Thad Lively, U.S. Meat Export Federation (USMEF) senior president for trade access, recently returned from Russia, where he attended the World Food Moscow food exhibition and met with trade officials and meat industry leaders to discuss the current business climate for U.S. pork and beef.
Lively says Russia’s demand for U.S. meat is very strong, as indicated by this year’s export statistics: Through August, U.S. beef exports to Russia were 8 percent ahead of last year’s record pace in volume (nearly 117 million pounds) and 31 percent higher in value ($214 million). Pork exports were 30 percent higher than a year ago in volume (140.4 million pounds) and up 22 percent in value ($183 million).
Russia has invested heavily in its pork industry, with the stated objective of reaching self-sufficiency in pork production in the near future. But Lively notes that controlling African swine fever (ASF) is one of many challenges making this an elusive goal.

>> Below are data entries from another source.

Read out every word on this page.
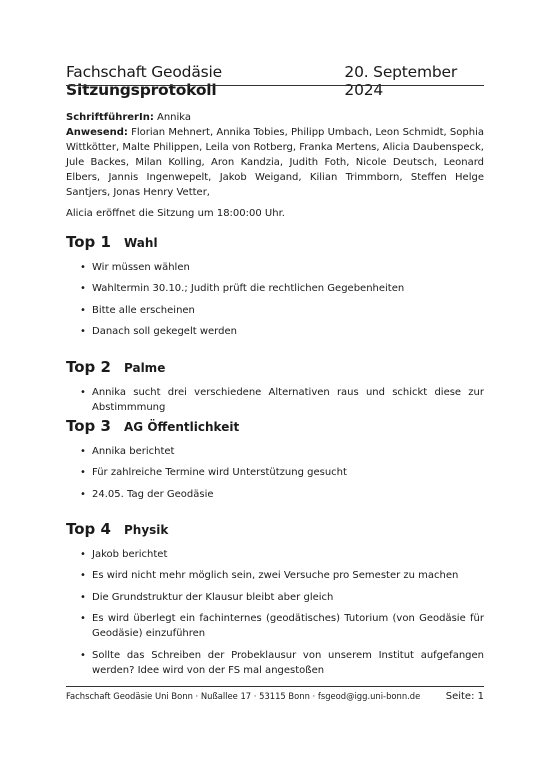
Fachschaft Geodäsie Sitzungsprotokoll
20. September 2024
SchriftführerIn: Annika
Anwesend: Florian Mehnert, Annika Tobies, Philipp Umbach, Leon Schmidt, Sophia Wittkötter, Malte Philippen, Leila von Rotberg, Franka Mertens, Alicia Daubenspeck, Jule Backes, Milan Kolling, Aron Kandzia, Judith Foth, Nicole Deutsch, Leonard Elbers, Jannis Ingenwepelt, Jakob Weigand, Kilian Trimmborn, Steffen Helge Santjers, Jonas Henry Vetter,
Alicia eröffnet die Sitzung um 18:00:00 Uhr.
Top 1	Wahl
• Wir müssen wählen
• Wahltermin 30.10.; Judith prüft die rechtlichen Gegebenheiten
• Bitte alle erscheinen
• Danach soll gekegelt werden
Top 2	Palme
• Annika sucht drei verschiedene Alternativen raus und schickt diese zur Abstimmmung
Top 3	AG Öffentlichkeit
• Annika berichtet
• Für zahlreiche Termine wird Unterstützung gesucht
• 24.05. Tag der Geodäsie
Top 4	Physik
• Jakob berichtet
• Es wird nicht mehr möglich sein, zwei Versuche pro Semester zu machen
• Die Grundstruktur der Klausur bleibt aber gleich
• Es wird überlegt ein fachinternes (geodätisches) Tutorium (von Geodäsie für Geodäsie) einzuführen
• Sollte das Schreiben der Probeklausur von unserem Institut aufgefangen werden? Idee wird von der FS mal angestoßen
Fachschaft Geodäsie Uni Bonn · Nußallee 17 · 53115 Bonn · fsgeod@igg.uni-bonn.de	Seite: 1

Lively adds that Russia made significant market access concessions for U.S. beef and pork as part of its negotiations to join the World Trade Organization (WTO), including a larger tariff rate quota for U.S. beef muscle cuts and reduced duty rates for pork imports. But he says WTO membership has not eliminated all barriers facing U.S. meat as it enters Russia, so significant work continues on approval of U.S. processing plants, consistent application of veterinary standards and other key issues.